Stando alle ultime stime dell’Istat nel secondo trimestre i prezzi delle abitazioni acquistate dalle famiglie (che sia per fini abitativi o di investimento) sono aumentati dell’1,3% rispetto al trimestre precedente, diminuendo però di due decimi rispetto allo stesso periodo del 2018. L’aumento congiunturale rilevato dall’Istituto nazionale di statistica è legato in positivo ai prezzi delle abitazioni esistenti, per i quali si rileva un aumento dell’1,5% (la variazione maggiore dal secondo trimestre 2011), mentre quelli delle abitazioni di nuova costruzione hanno registrato un calo dello 0,1%. Per quanto riguarda invece il confronto annuo, l’andamento del secondo trimestre considerato è stato influenzato negativamente dalle abitazioni già esistenti, per le quali i prezzi hanno registrato un -0,4% (in miglioramento rispetto al -1,3% del primo trimestre), mentre le case di nuova costruzione hanno riportato un aumento delle quotazioni dello 0,1% (contro il +1,5% tendenziale del trimestre precedente). Secondo l’Istat la variazione acquisita per il 2019 è pari a +0,1%: la prima variazione positiva dopo un lungo periodo di flessioni. Questo risultato in particolare smentisce in parte l’allarme lanciato solo ieri da Standard & Poor’s, secondo cui l’Italia sarà l’unico dei dieci paesi europei monitorati a registrare ancora flessioni dei prezzi sia nel 2019 che nel 2020. In particolare l’agenzia di rating prevede un -0,9% quest’anno e un -0,4% il prossimo. Per quanto riguarda invece l’indice europeo dei prezzi, secondo le previsioni del S&P Global Ratings si verificherà una nuova discesa alla fine dell’anno in corso e un’inversione dei prezzi alla fine del 2020.


S&P: prezzi case ancora giù nel 2020


L’Italia sarà l’unico dei dieci Paesi europei analizzati da Standard&Poor’s che nel corso del 2019 e del 2020 registrerà ancora diminuzioni dei prezzi degli immobili ad uso residenziale, mentre nel resto d’Europa le quotazioni continueranno ad aumentare, seppure lievemente. L’agenzia di rating ha poi immaginato due scenari riguardo la Brexit: in caso di accordo con l’Ue i prezzi potrebbero frenare quest’anno per poi risalire dal prossimo, in caso di “No deal” l’agenzia si aspetta una riduzione piuttosto marcata delle quotazioni.

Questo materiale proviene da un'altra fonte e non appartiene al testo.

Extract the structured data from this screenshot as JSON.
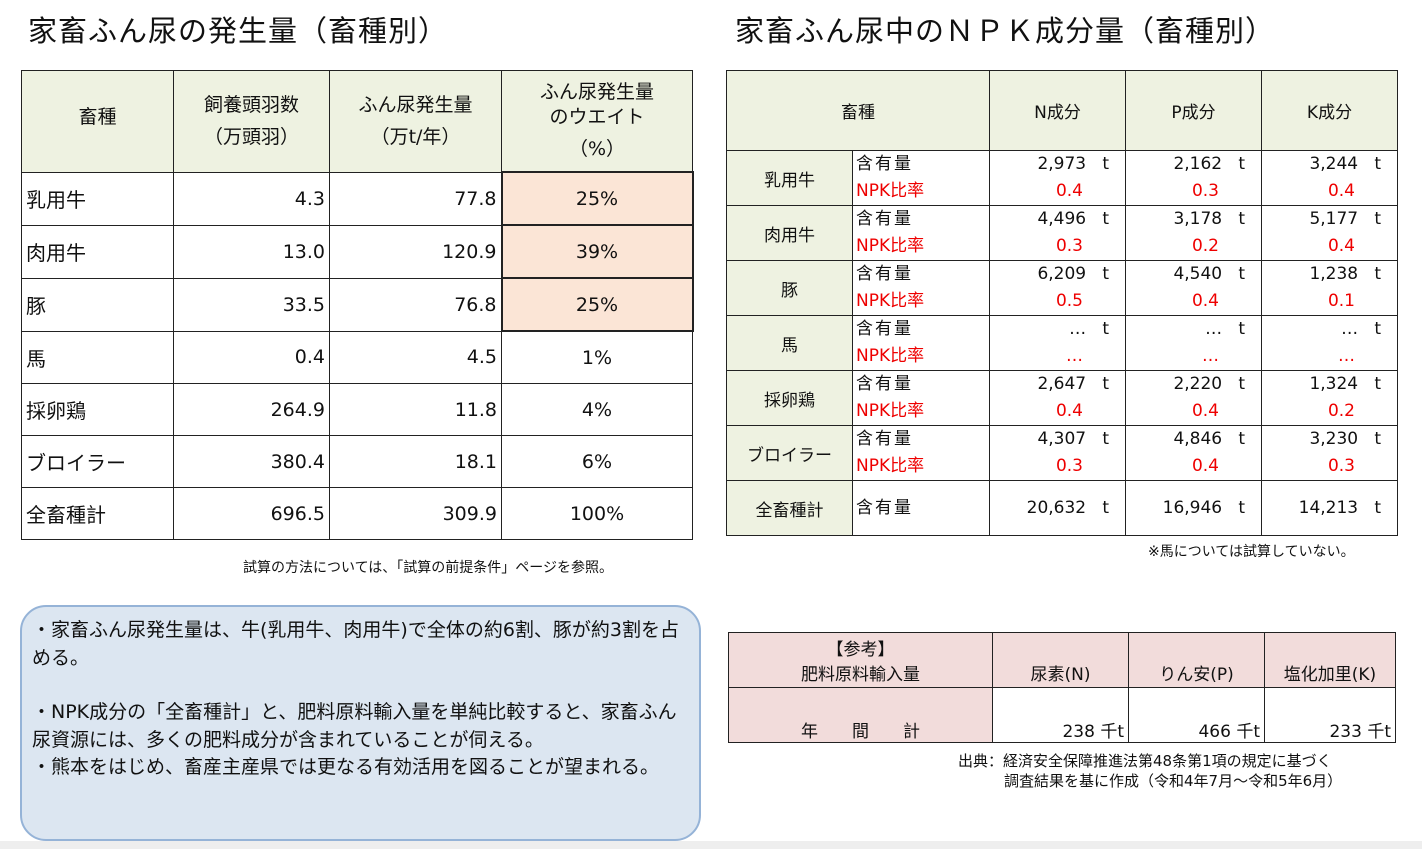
{
  "left": {
    "title": "家畜ふん尿の発生量（畜種別）",
    "headers": [
      {
        "l1": "畜種",
        "l2": ""
      },
      {
        "l1": "飼養頭羽数",
        "l2": "（万頭羽）"
      },
      {
        "l1": "ふん尿発生量",
        "l2": "（万t/年）"
      },
      {
        "l1": "ふん尿発生量\nのウエイト",
        "l2": "（%）"
      }
    ],
    "rows": [
      {
        "name": "乳用牛",
        "heads": "4.3",
        "amount": "77.8",
        "weight": "25%",
        "highlight": true
      },
      {
        "name": "肉用牛",
        "heads": "13.0",
        "amount": "120.9",
        "weight": "39%",
        "highlight": true
      },
      {
        "name": "豚",
        "heads": "33.5",
        "amount": "76.8",
        "weight": "25%",
        "highlight": true
      },
      {
        "name": "馬",
        "heads": "0.4",
        "amount": "4.5",
        "weight": "1%",
        "highlight": false
      },
      {
        "name": "採卵鶏",
        "heads": "264.9",
        "amount": "11.8",
        "weight": "4%",
        "highlight": false
      },
      {
        "name": "ブロイラー",
        "heads": "380.4",
        "amount": "18.1",
        "weight": "6%",
        "highlight": false
      },
      {
        "name": "全畜種計",
        "heads": "696.5",
        "amount": "309.9",
        "weight": "100%",
        "highlight": false
      }
    ],
    "note": "試算の方法については、「試算の前提条件」ページを参照。"
  },
  "right": {
    "title": "家畜ふん尿中のＮＰＫ成分量（畜種別）",
    "headers": [
      "畜種",
      "N成分",
      "P成分",
      "K成分"
    ],
    "content_label": "含有量",
    "ratio_label": "NPK比率",
    "unit": "t",
    "rows": [
      {
        "name": "乳用牛",
        "content": [
          "2,973",
          "2,162",
          "3,244"
        ],
        "ratio": [
          "0.4",
          "0.3",
          "0.4"
        ]
      },
      {
        "name": "肉用牛",
        "content": [
          "4,496",
          "3,178",
          "5,177"
        ],
        "ratio": [
          "0.3",
          "0.2",
          "0.4"
        ]
      },
      {
        "name": "豚",
        "content": [
          "6,209",
          "4,540",
          "1,238"
        ],
        "ratio": [
          "0.5",
          "0.4",
          "0.1"
        ]
      },
      {
        "name": "馬",
        "content": [
          "…",
          "…",
          "…"
        ],
        "ratio": [
          "…",
          "…",
          "…"
        ]
      },
      {
        "name": "採卵鶏",
        "content": [
          "2,647",
          "2,220",
          "1,324"
        ],
        "ratio": [
          "0.4",
          "0.4",
          "0.2"
        ]
      },
      {
        "name": "ブロイラー",
        "content": [
          "4,307",
          "4,846",
          "3,230"
        ],
        "ratio": [
          "0.3",
          "0.4",
          "0.3"
        ]
      }
    ],
    "total": {
      "name": "全畜種計",
      "content": [
        "20,632",
        "16,946",
        "14,213"
      ]
    },
    "note": "※馬については試算していない。"
  },
  "reference": {
    "header_l1": "【参考】",
    "header_l2": "肥料原料輸入量",
    "columns": [
      "尿素(N)",
      "りん安(P)",
      "塩化加里(K)"
    ],
    "row_label": "年　　間　　計",
    "values": [
      "238 千t",
      "466 千t",
      "233 千t"
    ],
    "source_l1": "出典：経済安全保障推進法第48条第1項の規定に基づく",
    "source_l2": "調査結果を基に作成（令和4年7月～令和5年6月）"
  },
  "summary": [
    "・家畜ふん尿発生量は、牛(乳用牛、肉用牛)で全体の約6割、豚が約3割を占める。",
    "",
    "・NPK成分の「全畜種計」と、肥料原料輸入量を単純比較すると、家畜ふん尿資源には、多くの肥料成分が含まれていることが伺える。",
    "・熊本をはじめ、畜産主産県では更なる有効活用を図ることが望まれる。"
  ]
}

Immobiliare, compravendite su del 2%


Nel I trimestre del 2019 le compravendite di immobili sono aumentate del 2%, riflettendo il +2% del settore abitativo e il +2,5% di quello economico. La crescita è trainata soprattutto dalle dinamiche delle regioni settentrionali e in misura più lieve dal Centro. Il Mezzogiorno, sebbene risulti in crescita, non ha ancora recuperato i livelli medi del 2010. In calo dello 0,8% le convenzioni notarili per mutui, con il Sud che riporta la flessione maggiore. Bene il centro con un 0,6%


Abitazioni, prezzi in calo dello 0,6% nel 2018


Nel quarto trimestre del 2018 l’indice dei prezzi delle abitazioni è diminuito dello 0,2% su base congiunturale e dello 0,6% su base annua. Il calo tendenziale è legato principalmente alla flessione dei prezzi delle case esistenti (-0,7%), mentre per quelle di nuova costruzione sono rimasti stabili. Nell’intero 2018 i prezzi sono scesi dello 0,6%, sintesi di un calo dell’1% di quelli delle case già esistenti e della crescita della stessa entità rilevata per quelle di nuova costruzione.